The Pieces Runtime: Architecture Deep Dive

Design Principles

The pieces runtime was designed around three constraints: security, latency, and density. Each piece must be isolated from every other piece. Each piece must respond in under five seconds. A single server must host hundreds of pieces.

Process Isolation

Each piece runs in its own Deno process.
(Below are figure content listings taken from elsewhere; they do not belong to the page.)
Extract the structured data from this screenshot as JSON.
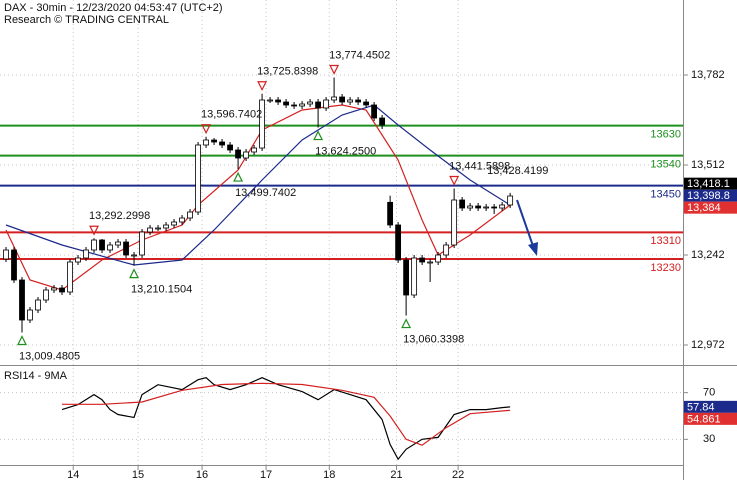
{
  "chart_data": {
    "type": "candlestick",
    "title": "DAX - 30min - 12/23/2020 04:53:47 (UTC+2)",
    "subtitle": "Research © TRADING CENTRAL",
    "xlim": [
      -0.75,
      84.6
    ],
    "xticks": [
      {
        "value": 8.4,
        "label": "14"
      },
      {
        "value": 16.5,
        "label": "15"
      },
      {
        "value": 24.5,
        "label": "16"
      },
      {
        "value": 32.5,
        "label": "17"
      },
      {
        "value": 40.4,
        "label": "18"
      },
      {
        "value": 48.8,
        "label": "21"
      },
      {
        "value": 56.5,
        "label": "22"
      }
    ],
    "ylim": [
      12912,
      14007
    ],
    "yticks": [
      {
        "value": 13782,
        "label": "13,782"
      },
      {
        "value": 13512,
        "label": "13,512"
      },
      {
        "value": 13242,
        "label": "13,242"
      },
      {
        "value": 12972,
        "label": "12,972"
      }
    ],
    "grid": true,
    "up_color": "#ffffff",
    "down_color": "#000000",
    "open": [
      13230,
      13257,
      13167,
      13047,
      13077,
      13107,
      13137,
      13143,
      13131,
      13221,
      13233,
      13257,
      13287,
      13257,
      13272,
      13281,
      13242,
      13242,
      13311,
      13323,
      13323,
      13332,
      13341,
      13353,
      13371,
      13572,
      13587,
      13581,
      13572,
      13557,
      13533,
      13551,
      13563,
      13707,
      13707,
      13701,
      13692,
      13689,
      13695,
      13701,
      13683,
      13707,
      13716,
      13701,
      13707,
      13701,
      13692,
      13653,
      13400,
      13332,
      13227,
      13122,
      13233,
      13221,
      13221,
      13242,
      13272,
      13407,
      13383,
      13389,
      13383,
      13386,
      13383,
      13392
    ],
    "high": [
      13266,
      13266,
      13176,
      13086,
      13116,
      13146,
      13152,
      13152,
      13230,
      13242,
      13266,
      13292.2998,
      13290,
      13281,
      13290,
      13290,
      13251,
      13320,
      13332,
      13332,
      13341,
      13350,
      13362,
      13380,
      13581,
      13596.7402,
      13593,
      13590,
      13581,
      13566,
      13560,
      13572,
      13725.8398,
      13716,
      13716,
      13710,
      13701,
      13704,
      13710,
      13710,
      13716,
      13774.4502,
      13725,
      13716,
      13716,
      13710,
      13701,
      13662,
      13420,
      13341,
      13236,
      13242,
      13242,
      13230,
      13251,
      13281,
      13441.5898,
      13416,
      13398,
      13398,
      13395,
      13395,
      13401,
      13428.4199
    ],
    "low": [
      13221,
      13158,
      13009.4805,
      13038,
      13068,
      13098,
      13128,
      13122,
      13122,
      13212,
      13224,
      13248,
      13248,
      13248,
      13263,
      13233,
      13210.1504,
      13233,
      13302,
      13314,
      13314,
      13323,
      13332,
      13344,
      13362,
      13563,
      13572,
      13563,
      13548,
      13499.7402,
      13524,
      13542,
      13554,
      13698,
      13692,
      13683,
      13680,
      13680,
      13686,
      13624.25,
      13674,
      13698,
      13692,
      13692,
      13692,
      13683,
      13644,
      13620,
      13323,
      13218,
      13060.3398,
      13113,
      13212,
      13161,
      13212,
      13233,
      13263,
      13374,
      13374,
      13374,
      13374,
      13365,
      13374,
      13383
    ],
    "close": [
      13257,
      13167,
      13047,
      13077,
      13107,
      13137,
      13143,
      13131,
      13221,
      13233,
      13257,
      13287,
      13257,
      13272,
      13281,
      13242,
      13242,
      13311,
      13323,
      13323,
      13332,
      13341,
      13353,
      13371,
      13572,
      13587,
      13581,
      13572,
      13557,
      13533,
      13551,
      13563,
      13707,
      13707,
      13701,
      13692,
      13689,
      13695,
      13701,
      13683,
      13707,
      13716,
      13701,
      13707,
      13701,
      13692,
      13653,
      13632,
      13332,
      13227,
      13122,
      13233,
      13221,
      13221,
      13242,
      13272,
      13407,
      13383,
      13389,
      13383,
      13386,
      13383,
      13392,
      13419
    ],
    "moving_averages": [
      {
        "color": "#d42020",
        "x": [
          0,
          3,
          7,
          12,
          17,
          22,
          24,
          29,
          32,
          37,
          42,
          45,
          49,
          52,
          54,
          58,
          63
        ],
        "values": [
          13317,
          13167,
          13137,
          13227,
          13287,
          13332,
          13392,
          13497,
          13617,
          13677,
          13692,
          13677,
          13527,
          13347,
          13242,
          13302,
          13392
        ]
      },
      {
        "color": "#1c2a8c",
        "x": [
          0,
          7,
          16,
          22,
          26,
          32,
          37,
          42,
          46,
          49,
          53,
          58,
          63
        ],
        "values": [
          13332,
          13272,
          13212,
          13227,
          13317,
          13467,
          13587,
          13662,
          13692,
          13632,
          13557,
          13467,
          13392
        ]
      }
    ],
    "levels": [
      {
        "value": 13630,
        "color": "#1f8f1f"
      },
      {
        "value": 13540,
        "color": "#1f8f1f"
      },
      {
        "value": 13450,
        "color": "#1c2a8c"
      },
      {
        "value": 13310,
        "color": "#d42020"
      },
      {
        "value": 13230,
        "color": "#d42020"
      }
    ],
    "annotations": [
      {
        "x": 2,
        "value": 13009.4805,
        "label": "13,009.4805",
        "side": "below",
        "marker": true
      },
      {
        "x": 11,
        "value": 13292.2998,
        "label": "13,292.2998",
        "side": "above",
        "marker": true
      },
      {
        "x": 16,
        "value": 13210.1504,
        "label": "13,210.1504",
        "side": "below",
        "marker": true
      },
      {
        "x": 25,
        "value": 13596.7402,
        "label": "13,596.7402",
        "side": "above",
        "marker": true
      },
      {
        "x": 29,
        "value": 13499.7402,
        "label": "13,499.7402",
        "side": "below",
        "marker": true
      },
      {
        "x": 32,
        "value": 13725.8398,
        "label": "13,725.8398",
        "side": "above",
        "marker": true
      },
      {
        "x": 39,
        "value": 13624.25,
        "label": "13,624.2500",
        "side": "below",
        "marker": true
      },
      {
        "x": 41,
        "value": 13774.4502,
        "label": "13,774.4502",
        "side": "above",
        "marker": true
      },
      {
        "x": 50,
        "value": 13060.3398,
        "label": "13,060.3398",
        "side": "below",
        "marker": true
      },
      {
        "x": 56,
        "value": 13441.5898,
        "label": "13,441.5898",
        "side": "above",
        "marker": true
      },
      {
        "x": 63,
        "value": 13428.4199,
        "label": "13,428.4199",
        "side": "above",
        "marker": false
      }
    ],
    "price_tags": [
      {
        "value": 13418.1,
        "label": "13,418.1",
        "color": "#000000"
      },
      {
        "value": 13398.8,
        "label": "13,398.8",
        "color": "#1c2a8c"
      },
      {
        "value": 13384,
        "label": "13,384",
        "color": "#e03030"
      }
    ],
    "indicator": {
      "title": "RSI14 - 9MA",
      "ylim": [
        8,
        92
      ],
      "yticks": [
        30,
        70
      ],
      "series": [
        {
          "color": "#000000",
          "x": [
            7,
            9,
            11,
            12,
            13,
            14,
            16,
            17,
            19,
            22,
            24,
            25,
            26,
            28,
            30,
            32,
            34,
            37,
            39,
            41,
            43,
            45,
            47,
            48,
            49,
            50,
            52,
            54,
            56,
            58,
            60,
            62,
            63
          ],
          "values": [
            55.5,
            59.8,
            68.3,
            64.0,
            55.5,
            51.3,
            48.7,
            68.3,
            76.8,
            72.6,
            81.1,
            82.8,
            76.8,
            72.6,
            76.8,
            82.8,
            76.8,
            70.9,
            64.0,
            72.6,
            68.3,
            64.0,
            47.0,
            25.7,
            13.0,
            21.5,
            30.0,
            31.7,
            51.3,
            55.5,
            55.5,
            57.2,
            57.84
          ]
        },
        {
          "color": "#d42020",
          "x": [
            7,
            12,
            17,
            22,
            27,
            32,
            37,
            42,
            46,
            48,
            50,
            52,
            55,
            58,
            63
          ],
          "values": [
            60,
            60,
            62,
            72,
            77,
            78,
            77,
            72,
            66,
            50,
            30,
            25,
            40,
            52,
            54.861
          ]
        }
      ],
      "tags": [
        {
          "value": 57.84,
          "color": "#1c2a8c"
        },
        {
          "value": 54.861,
          "color": "#e03030"
        }
      ]
    }
  }
}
Deno provides built-in security through permission flags — no need for containers or VMs.

┌──────────────────────────────┐
│        Host Machine           │
│  ┌──────────┐ ┌──────────┐   │
│  │ Piece A  │ │ Piece B  │   │
│  │ (Deno)   │ │ (Deno)   │   │
│  │ :9001    │ │ :9002    │   │
│  └──────────┘ └──────────┘   │
│  ┌──────────┐ ┌──────────┐   │
│  │ Piece C  │ │ Piece D  │   │
│  │ (Deno)   │ │ (Deno)   │   │
│  │ :9003    │ │ :9004    │   │
│  └──────────┘ └──────────┘   │
└──────────────────────────────┘

The Router Layer

A lightweight HTTP router sits in front of all piece processes. It receives incoming requests, looks up the target piece by hostname or path, and proxies the request to the correct process.

Cold Starts

When a piece hasn't been used recently, its process is shut down to conserve memory. On the next request, the router detects the missing process and spawns a new one. Cold start latency averages 120 milliseconds.

Resource Limits

Each piece process is constrained:

• Memory: 128MB hard limit
• CPU: Proportional fair scheduling
• Execution time: 30 seconds maximum
• Concurrent requests: 10 per process

Health Monitoring

The runtime pings every piece process every five seconds. If a process doesn't respond, it is killed and restarted. Failed health checks are reported to the piece author.

The Future

We are working on WebAssembly backend targets for pieces. WASM would provide even stronger isolation guarantees and faster cold starts, at the cost of some API compatibility.